Agnese De Donato, "Donne non si nasce, si diventa", 1970

Agnese De Donato, “Donne non si nasce, si diventa”, 1970

MILANO, martedì 4 ottobre – (di Patrizia Pedrazzini) Donne e fotografia. Apparentemente, una superflua ovvietà. Di fatto, non tanto. Benché infatti non siano state poche le donne che, già nella prima metà dell’Ottocento, hanno scelto la fotografia come loro campo professionale e strumento espressivo, in realtà, almeno in Italia, per assistere all’ingresso nei circuiti culturali di fotografe, fotoreporter e artiste, bisogna attendere gli anni Sessanta del secolo scorso. Dopodiché tutto diventa, ovviamente, più facile. Così come ovvia è la considerazione per la quale questa piccola grande “rivoluzione” sia da addebitarsi ai repentini cambiamenti sociali di quel decennio (e di quello successivo), nonché alle lotte femministe.
Bene, a tutto questo è dedicata la mostra “L’altro sguardo. Fotografe italiane 1965-2015”, alla Triennale di Milano fino all’8 gennaio. Più di 150 foto (soprattutto in bianco e nero ma anche a colori), firmate da una cinquantina di fotografe appartenenti, ovviamente, a generazioni diverse. Il che consente all’esposizione di spaziare dai lavori “pionieristici” di autrici quali Letizia Battaglia, Carla Cerati, Paola Mattioli, alle ultime “sperimentazioni” di Silvia Camporesi o di Moira Ricci. Più nel concreto, dalla fotografia di reportage e di denuncia sociale al rapporto tra immagine e pensiero femminista, alla rappresentazione delle relazioni affettive, alle nuove potenzialità espressive della fotografia. Che sono poi le quattro sezioni nelle quali la mostra è stata cronologicamente distribuita.
Così l’esposizione, frutto della Collezione della fotografa Donata Pizzi (e per la prima volta della partnership fra la Triennale di Milano e il Museo di Fotografia Contemporanea di Cinisello Balsamo) intende non solo fotografare i mutamenti culturali, estetici e tecnologici della seconda metà del Novecento, ma farlo in un certo senso “al femminile”. Puntando l’obbiettivo sul corpo e sulle sue trasformazioni, sulle istanze personali, sul vissuto quotidiano e familiare, sul rapporto fra memoria privata e memoria collettiva.
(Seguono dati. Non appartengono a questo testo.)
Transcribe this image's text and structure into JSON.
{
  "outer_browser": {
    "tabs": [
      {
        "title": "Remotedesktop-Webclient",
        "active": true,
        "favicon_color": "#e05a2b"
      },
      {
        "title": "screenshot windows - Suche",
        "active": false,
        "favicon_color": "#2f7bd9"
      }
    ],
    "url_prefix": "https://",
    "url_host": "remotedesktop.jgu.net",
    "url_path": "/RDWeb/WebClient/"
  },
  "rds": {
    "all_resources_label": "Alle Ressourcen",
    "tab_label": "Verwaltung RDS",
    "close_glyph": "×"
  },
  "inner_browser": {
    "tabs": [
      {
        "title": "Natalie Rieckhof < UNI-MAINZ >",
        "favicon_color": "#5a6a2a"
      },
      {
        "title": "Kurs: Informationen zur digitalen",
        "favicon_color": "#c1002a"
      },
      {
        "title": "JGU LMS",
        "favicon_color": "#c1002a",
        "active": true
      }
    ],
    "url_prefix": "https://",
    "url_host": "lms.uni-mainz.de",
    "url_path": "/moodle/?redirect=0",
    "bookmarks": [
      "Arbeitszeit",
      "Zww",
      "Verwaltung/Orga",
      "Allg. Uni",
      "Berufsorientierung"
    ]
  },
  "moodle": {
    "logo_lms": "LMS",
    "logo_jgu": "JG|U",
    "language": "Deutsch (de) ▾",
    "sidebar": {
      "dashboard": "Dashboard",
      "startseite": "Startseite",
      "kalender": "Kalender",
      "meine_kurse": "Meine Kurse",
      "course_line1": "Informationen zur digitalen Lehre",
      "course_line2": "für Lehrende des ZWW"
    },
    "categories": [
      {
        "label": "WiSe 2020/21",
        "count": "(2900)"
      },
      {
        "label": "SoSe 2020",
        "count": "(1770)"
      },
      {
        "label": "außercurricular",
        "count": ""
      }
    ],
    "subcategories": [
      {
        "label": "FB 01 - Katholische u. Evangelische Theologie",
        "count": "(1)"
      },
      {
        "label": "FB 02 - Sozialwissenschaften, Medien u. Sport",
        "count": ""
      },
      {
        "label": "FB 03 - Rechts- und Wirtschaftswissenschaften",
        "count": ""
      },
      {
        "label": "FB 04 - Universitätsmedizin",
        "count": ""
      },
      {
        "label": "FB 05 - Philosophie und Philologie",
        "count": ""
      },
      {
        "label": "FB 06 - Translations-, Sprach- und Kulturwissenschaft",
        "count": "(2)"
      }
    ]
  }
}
Ecco allora, bellissima, di Gabriella Mercadini, “Ospedale San Giacomo, reparto interruzione di gravidanza”, Roma 1978. Ma anche il superbo ritratto, sempre della Mercadini, di Marco Pannella, del ’76. O il livido “Donna vicino al cadavere di un uomo a Mariupol” (2014) di Francesca Volpi. O tanti altri scatti, nessuno dei quali meno degno di nota o di riflessione.
Quanto poi all’ovvia, ma inevitabile domanda, se e come una foto scattata da una donna sia o possa essere diversa da una foto scattata da un uomo, al visitatore la personale risposta.
Anche se, davanti alle istantanee di Curcio e di Calvi, di Sindona e di Liggio, di Tassan Din e delle ragazze di Prima Linea firmate, fra il 1980 e l’83, da Giovanna Borgese, la risposta è “No”. Non c’è differenza. Una bella foto è sempre, e soltanto, una bella foto.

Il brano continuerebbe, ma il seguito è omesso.